Elasticsearch: An API for decommissioning a node or nodes

Created on 14 Nov 2019 · 5Comments · Source: elastic/elasticsearch

A common need when administrating nodes is to remove one or more nodes from the cluster without interrupting any operations. I think it would be useful to have a dedicate API for doing this decommission that is smarter than our decommissioning process.

Currently to decommission a node, a user would set the "cluster.routing.allocation.exclude._id" parameter to the node they wanted to remove from the cluster (alternatively _ip, _host, or _name could be used). They would then have to wait for the shards to be moved off of the node (checking the /_cat/allocation or similar APIs).

The issue with this is that during this time, it's possible for mutually exclusive settings to be set that causes data not to be migrated from the node, or for other filtering settings not to be achievable since the node will be subsequently removed from the cluster. Additionally, there isn't a simple way to check readiness other than reading cat APIs (should not be relied on) or the cluster state routing table.

What would be nice is the ability to mark a node as "pending decommission" such as:

PUT /_cluster/allocation/decommission
{
  "nodes": ["node-id-1", "node-id-2"]
}

This API would act similarly to the allocation exclusion API. We could then also treat these node ids "specially" internally, for instance we could disallow setting index-level shard filtering directly to these node IDs (this would be very nice for ILM since we randomly pick a node for allocation during a shrink).
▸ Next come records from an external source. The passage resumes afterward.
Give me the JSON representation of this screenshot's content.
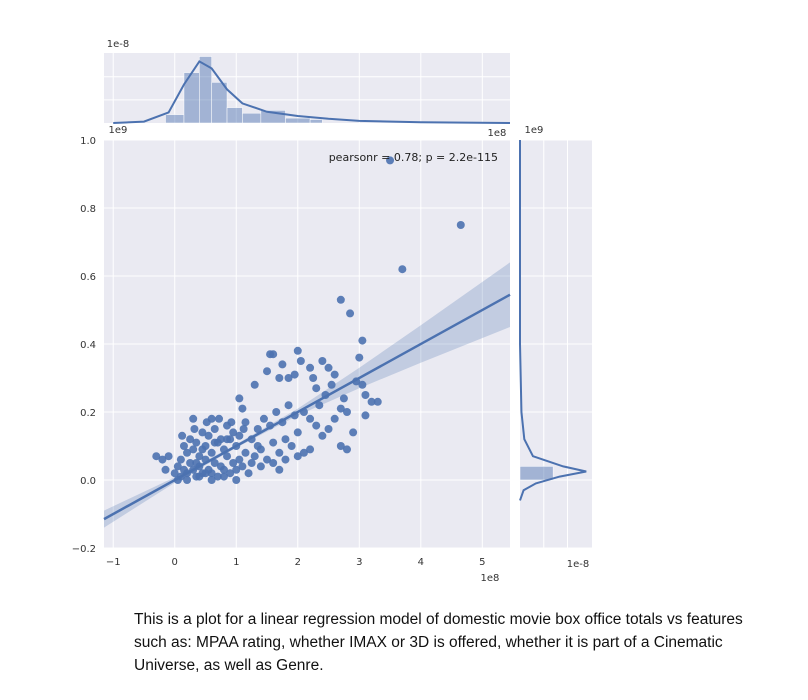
{
  "chart_data": {
    "type": "scatter",
    "title": "",
    "xlabel": "",
    "ylabel": "",
    "xlim": [
      -1.15,
      5.45
    ],
    "ylim": [
      -0.2,
      1.0
    ],
    "x_ticks": [
      -1,
      0,
      1,
      2,
      3,
      4,
      5
    ],
    "y_ticks": [
      -0.2,
      0.0,
      0.2,
      0.4,
      0.6,
      0.8,
      1.0
    ],
    "x_offset_label": "1e8",
    "y_offset_label": "1e9",
    "annotation": "pearsonr = 0.78; p = 2.2e-115",
    "points": [
      [
        -0.3,
        0.07
      ],
      [
        -0.2,
        0.06
      ],
      [
        -0.1,
        0.07
      ],
      [
        -0.15,
        0.03
      ],
      [
        0,
        0.02
      ],
      [
        0.05,
        0.04
      ],
      [
        0.1,
        0.01
      ],
      [
        0.15,
        0.03
      ],
      [
        0.2,
        0.02
      ],
      [
        0.25,
        0.05
      ],
      [
        0.3,
        0.03
      ],
      [
        0.35,
        0.01
      ],
      [
        0.4,
        0.04
      ],
      [
        0.45,
        0.02
      ],
      [
        0.5,
        0.06
      ],
      [
        0.55,
        0.03
      ],
      [
        0.6,
        0.02
      ],
      [
        0.65,
        0.05
      ],
      [
        0.7,
        0.01
      ],
      [
        0.75,
        0.04
      ],
      [
        0.8,
        0.03
      ],
      [
        0.85,
        0.07
      ],
      [
        0.9,
        0.02
      ],
      [
        0.95,
        0.05
      ],
      [
        1.0,
        0.03
      ],
      [
        1.05,
        0.06
      ],
      [
        1.1,
        0.04
      ],
      [
        1.15,
        0.08
      ],
      [
        1.2,
        0.02
      ],
      [
        1.25,
        0.05
      ],
      [
        0.1,
        0.06
      ],
      [
        0.2,
        0.08
      ],
      [
        0.3,
        0.09
      ],
      [
        0.4,
        0.07
      ],
      [
        0.5,
        0.1
      ],
      [
        0.6,
        0.08
      ],
      [
        0.7,
        0.11
      ],
      [
        0.8,
        0.09
      ],
      [
        0.9,
        0.12
      ],
      [
        1.0,
        0.1
      ],
      [
        0.15,
        0.1
      ],
      [
        0.25,
        0.12
      ],
      [
        0.35,
        0.11
      ],
      [
        0.45,
        0.14
      ],
      [
        0.55,
        0.13
      ],
      [
        0.65,
        0.15
      ],
      [
        0.75,
        0.12
      ],
      [
        0.85,
        0.16
      ],
      [
        0.95,
        0.14
      ],
      [
        1.05,
        0.13
      ],
      [
        0.12,
        0.13
      ],
      [
        0.32,
        0.15
      ],
      [
        0.52,
        0.17
      ],
      [
        0.72,
        0.18
      ],
      [
        0.92,
        0.17
      ],
      [
        1.12,
        0.15
      ],
      [
        0.3,
        0.18
      ],
      [
        0.6,
        0.18
      ],
      [
        0.35,
        0.05
      ],
      [
        0.5,
        0.02
      ],
      [
        1.3,
        0.07
      ],
      [
        1.4,
        0.09
      ],
      [
        1.5,
        0.06
      ],
      [
        1.6,
        0.11
      ],
      [
        1.7,
        0.08
      ],
      [
        1.8,
        0.12
      ],
      [
        1.9,
        0.1
      ],
      [
        2.0,
        0.14
      ],
      [
        1.35,
        0.15
      ],
      [
        1.45,
        0.18
      ],
      [
        1.55,
        0.16
      ],
      [
        1.65,
        0.2
      ],
      [
        1.75,
        0.17
      ],
      [
        1.85,
        0.22
      ],
      [
        1.95,
        0.19
      ],
      [
        1.6,
        0.05
      ],
      [
        1.8,
        0.06
      ],
      [
        2.0,
        0.07
      ],
      [
        2.1,
        0.08
      ],
      [
        2.2,
        0.09
      ],
      [
        1.1,
        0.21
      ],
      [
        1.05,
        0.24
      ],
      [
        1.3,
        0.28
      ],
      [
        1.5,
        0.32
      ],
      [
        1.55,
        0.37
      ],
      [
        1.6,
        0.37
      ],
      [
        1.7,
        0.3
      ],
      [
        1.75,
        0.34
      ],
      [
        1.85,
        0.3
      ],
      [
        1.95,
        0.31
      ],
      [
        2.0,
        0.38
      ],
      [
        2.05,
        0.35
      ],
      [
        2.2,
        0.33
      ],
      [
        2.25,
        0.3
      ],
      [
        2.3,
        0.27
      ],
      [
        2.1,
        0.2
      ],
      [
        2.2,
        0.18
      ],
      [
        2.3,
        0.16
      ],
      [
        2.4,
        0.13
      ],
      [
        2.5,
        0.15
      ],
      [
        2.35,
        0.22
      ],
      [
        2.45,
        0.25
      ],
      [
        2.55,
        0.28
      ],
      [
        2.6,
        0.31
      ],
      [
        2.4,
        0.35
      ],
      [
        2.5,
        0.33
      ],
      [
        2.6,
        0.18
      ],
      [
        2.7,
        0.21
      ],
      [
        2.75,
        0.24
      ],
      [
        2.8,
        0.2
      ],
      [
        2.9,
        0.14
      ],
      [
        2.7,
        0.1
      ],
      [
        2.8,
        0.09
      ],
      [
        2.95,
        0.29
      ],
      [
        3.05,
        0.28
      ],
      [
        3.0,
        0.36
      ],
      [
        3.05,
        0.41
      ],
      [
        2.7,
        0.53
      ],
      [
        2.85,
        0.49
      ],
      [
        3.1,
        0.25
      ],
      [
        3.2,
        0.23
      ],
      [
        3.3,
        0.23
      ],
      [
        3.1,
        0.19
      ],
      [
        3.5,
        0.94
      ],
      [
        3.7,
        0.62
      ],
      [
        4.65,
        0.75
      ],
      [
        1.7,
        0.03
      ],
      [
        1.4,
        0.04
      ],
      [
        0.05,
        0.0
      ],
      [
        0.2,
        0.0
      ],
      [
        0.4,
        0.01
      ],
      [
        0.6,
        0.0
      ],
      [
        0.8,
        0.01
      ],
      [
        1.0,
        0.0
      ],
      [
        0.45,
        0.09
      ],
      [
        0.65,
        0.11
      ],
      [
        0.85,
        0.12
      ],
      [
        1.25,
        0.12
      ],
      [
        1.35,
        0.1
      ],
      [
        1.15,
        0.17
      ]
    ],
    "regression_line": {
      "x": [
        -1.15,
        5.45
      ],
      "y": [
        -0.115,
        0.545
      ]
    },
    "confidence_band": {
      "x": [
        -1.15,
        0.0,
        1.0,
        2.0,
        3.0,
        4.0,
        5.45
      ],
      "lower": [
        -0.14,
        -0.008,
        0.095,
        0.19,
        0.27,
        0.345,
        0.45
      ],
      "upper": [
        -0.09,
        0.008,
        0.105,
        0.21,
        0.33,
        0.455,
        0.64
      ]
    },
    "marginal_x": {
      "offset_label": "1e-8",
      "offset_label_lower": "1e9",
      "offset_label_right": "1e8",
      "bins_x": [
        -0.15,
        0.15,
        0.4,
        0.6,
        0.85,
        1.1,
        1.4,
        1.8,
        2.2,
        2.4
      ],
      "bins_h": [
        0.12,
        0.72,
        0.95,
        0.58,
        0.22,
        0.14,
        0.18,
        0.07,
        0.05
      ],
      "kde": [
        [
          -1.0,
          0.0
        ],
        [
          -0.5,
          0.02
        ],
        [
          -0.1,
          0.15
        ],
        [
          0.15,
          0.55
        ],
        [
          0.4,
          0.88
        ],
        [
          0.6,
          0.78
        ],
        [
          0.85,
          0.48
        ],
        [
          1.1,
          0.28
        ],
        [
          1.5,
          0.16
        ],
        [
          2.0,
          0.1
        ],
        [
          2.5,
          0.06
        ],
        [
          3.0,
          0.03
        ],
        [
          4.0,
          0.01
        ],
        [
          5.45,
          0.0
        ]
      ]
    },
    "marginal_y": {
      "offset_label_top": "1e9",
      "offset_label": "1e-8",
      "bins_y": [
        0.0,
        0.04
      ],
      "bins_w": [
        0.46
      ],
      "kde": [
        [
          1.0,
          0.0
        ],
        [
          0.4,
          0.0
        ],
        [
          0.2,
          0.02
        ],
        [
          0.12,
          0.06
        ],
        [
          0.07,
          0.18
        ],
        [
          0.04,
          0.6
        ],
        [
          0.025,
          0.92
        ],
        [
          0.01,
          0.55
        ],
        [
          -0.01,
          0.22
        ],
        [
          -0.03,
          0.05
        ],
        [
          -0.06,
          0.0
        ]
      ]
    },
    "colors": {
      "point": "#4c72b0",
      "line": "#4c72b0",
      "band": "#4c72b0",
      "background": "#eaeaf2",
      "grid": "#ffffff"
    }
  },
  "caption": "This is a plot for a linear regression model of domestic movie box office totals vs features such as: MPAA rating, whether IMAX or 3D is offered, whether it is part of a Cinematic Universe, as well as Genre."
}
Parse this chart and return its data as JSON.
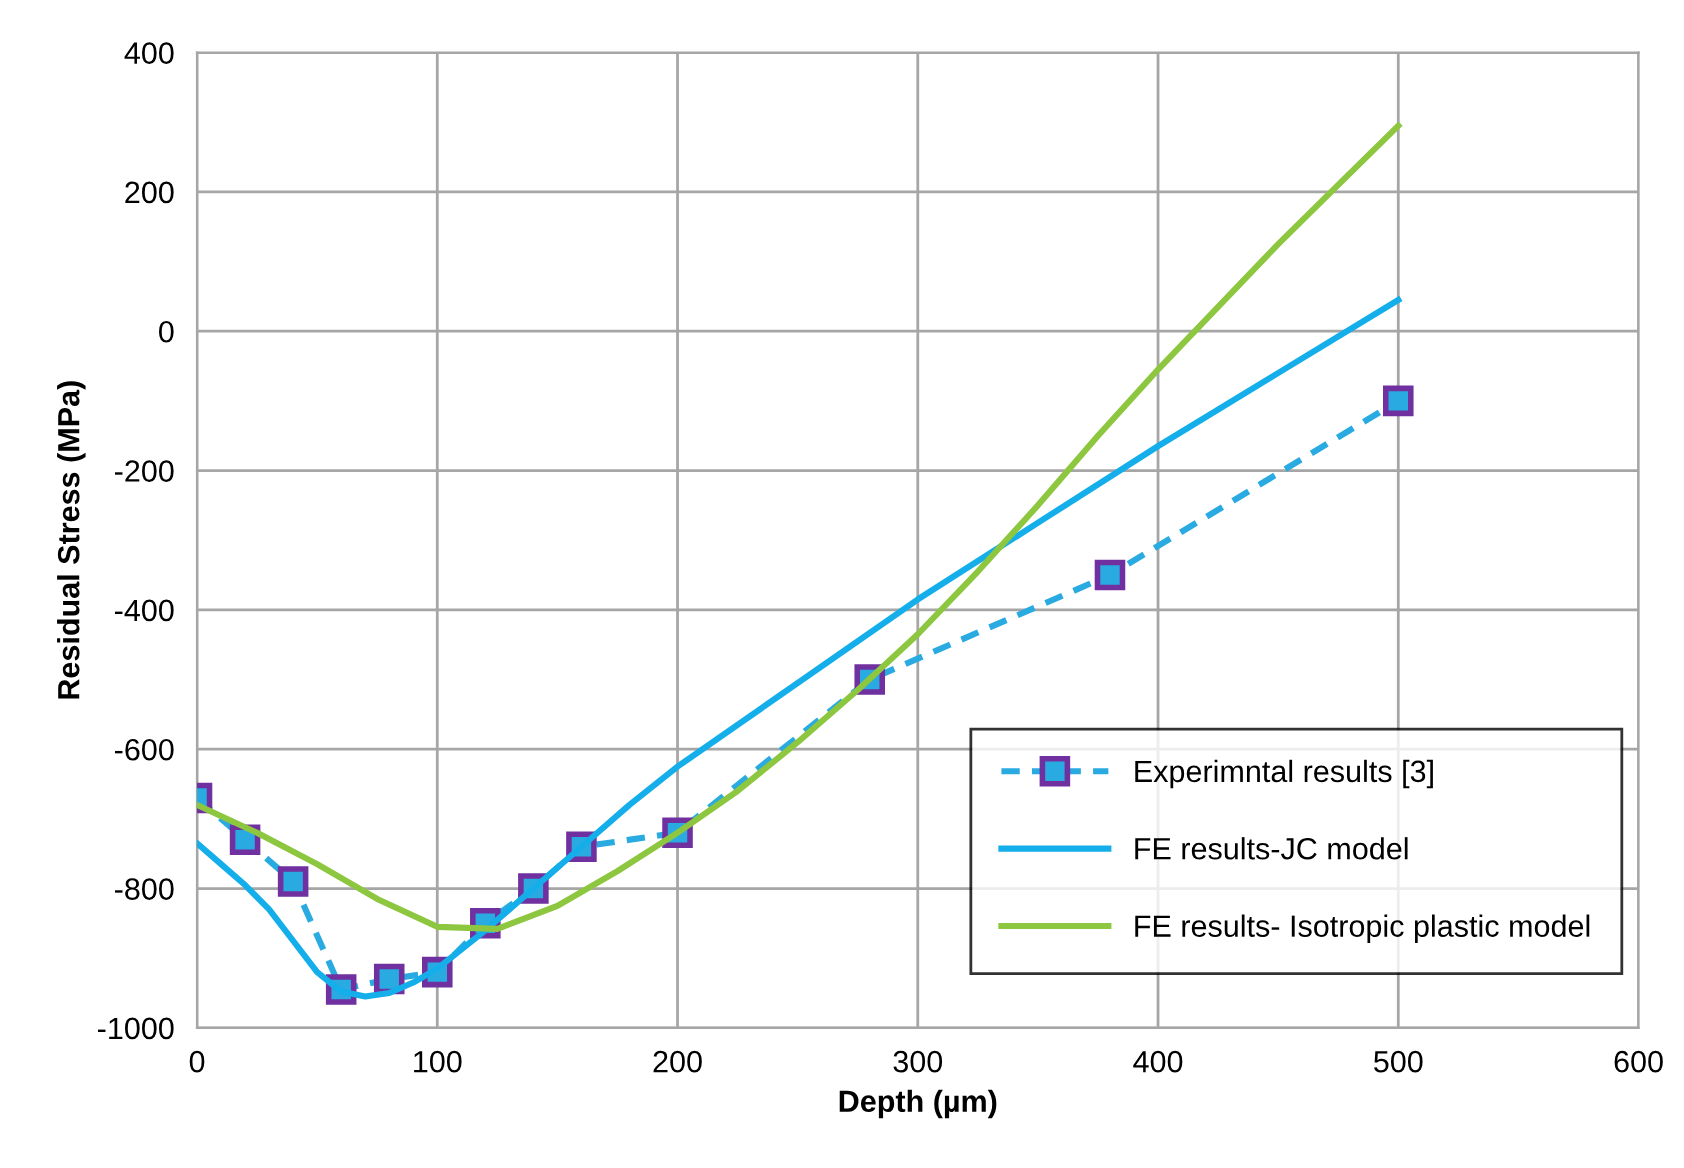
{
  "chart_data": {
    "type": "line",
    "xlabel": "Depth (µm)",
    "ylabel": "Residual Stress (MPa)",
    "xlim": [
      0,
      600
    ],
    "xticks": [
      0,
      100,
      200,
      300,
      400,
      500,
      600
    ],
    "ylim": [
      -1000,
      400
    ],
    "yticks": [
      -1000,
      -800,
      -600,
      -400,
      -200,
      0,
      200,
      400
    ],
    "grid": true,
    "legend": "bottom right",
    "series": [
      {
        "name": "Experimntal results [3]",
        "color": "#29abe2",
        "marker": "square",
        "line_style": "dashed",
        "x": [
          0,
          20,
          40,
          60,
          80,
          100,
          120,
          140,
          160,
          200,
          280,
          380,
          500
        ],
        "values": [
          -670,
          -730,
          -790,
          -945,
          -930,
          -920,
          -850,
          -800,
          -740,
          -720,
          -500,
          -350,
          -100
        ]
      },
      {
        "name": "FE results-JC model",
        "color": "#14aeea",
        "marker": "none",
        "line_style": "solid",
        "x": [
          0,
          10,
          20,
          30,
          40,
          50,
          60,
          70,
          80,
          90,
          100,
          120,
          140,
          160,
          180,
          200,
          250,
          300,
          350,
          400,
          450,
          500
        ],
        "values": [
          -735,
          -765,
          -795,
          -830,
          -875,
          -920,
          -948,
          -955,
          -950,
          -935,
          -915,
          -860,
          -800,
          -740,
          -680,
          -625,
          -505,
          -385,
          -275,
          -165,
          -60,
          45
        ]
      },
      {
        "name": "FE results- Isotropic plastic model",
        "color": "#8dc63f",
        "marker": "none",
        "line_style": "solid",
        "x": [
          0,
          25,
          50,
          75,
          100,
          125,
          150,
          175,
          200,
          225,
          250,
          275,
          300,
          325,
          350,
          375,
          400,
          425,
          450,
          475,
          500
        ],
        "values": [
          -680,
          -720,
          -765,
          -815,
          -855,
          -858,
          -825,
          -775,
          -720,
          -660,
          -590,
          -515,
          -435,
          -345,
          -250,
          -150,
          -55,
          35,
          125,
          210,
          295
        ]
      }
    ]
  }
}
We could also potentially say "when the master node fails, prefer not to elect this node because it is going to be shortly removed from the cluster".

Rather than having a user have to check our other allocation APIs for the status of the decommission, we could provide a way to check the status of decommissioning nodes:

GET /_cluster/allocation/status

Which could give status like:

{
  "nodes": [
    {
      "node": "data-node-1",
      "node_id": "node-id-1",
      "safe_to_shutdown": false,
      "data_loss_on_removal": false,
      "decommission_possible": false,
      "shards_remaining": 7,
      "time_since_decommission": "1.2h",
      "time_since_decommission_millis": 4320000
    },
    {
      "node": "data-node-2",
      "node_id": "node-id-2",
      "safe_to_shutdown": true,
      "data_loss_on_removal": false,
      "decommission_possible": true,
      "shards_remaining": 0,
      "time_since_decommission": "1.2h",
      "time_since_decommission_millis": 4320000
    }
  ]
}

These fields are all made up, there's just ideas, but here's how they'd work:

safe_to_shutdown - whether the node contains any shards, if it holds 0, this would be true
data_loss_on_removal - in some cases (2 node clusters) you cannot evacuate all the data because primary and replicas can't be on the same node, this could return "true" if there were any 0-replica indices present on the node (so you could still remove the node if you didn't mind your cluster going yellow)
decommission_possible - internally ES could check whether the shards could even be moved off of the node (maybe they can't due to disk space, for instance), and return false if it's never going to be possible to decommission this node

Additionally, we'd want a way to recommission a node in the event it was decommissioned but an admin changed their mind:

PUT /_cluster/allocation/recommission
{
  "nodes": ["node-id-2"]
}

There's a lot of additional ideas around this (potential things like "as soon as a node has moved all data off, automatically shut itself down"), but this is a bare bones issue to get discussion started.

:DistributeAllocation >feature Distributed

Source

dakrone

Most helpful comment

I imagine Cloud would be overjoyed to get this - shall I find someone to loop in?

pugnascotia on 14 Nov 2019

🎉3 ❤2

All 5 comments

Pinging @elastic/es-distributed (:Distributed/Allocation)

elasticmachine on 14 Nov 2019

I imagine Cloud would be overjoyed to get this - shall I find someone to loop in?

pugnascotia on 14 Nov 2019

🎉3 ❤2

@pugnascotia this partially comes from discussions I have had with @jhalterman about decommissioning on Cloud.

dakrone on 14 Nov 2019

Ha, yes I was thinking of him 😄

pugnascotia on 14 Nov 2019

at least with respect to decommissioning data nodes,

the cluster settings API:

PUT /_cluster/settings 
{
  "transient": {
      "cluster.routing.allocation.exclude._name" : "<node>,<node>,..."
   }
}

can be enhanced for set-like (multi-unique-valued) settings in the following (or similar) way:

PUT /_cluster/settings 
{
  "transient": {
      "cluster.routing.allocation.exclude[.<add/remove>]._name" : "<node>,<node>,..."
   }
}

this would keep such "commands" idempotent and allow for parallel, safe decommissioning of several data nodes at a time, potentially speeding up safe rolling updates and similar scenarios significantly, without the need to have custom centralized orchestration outside of the master node.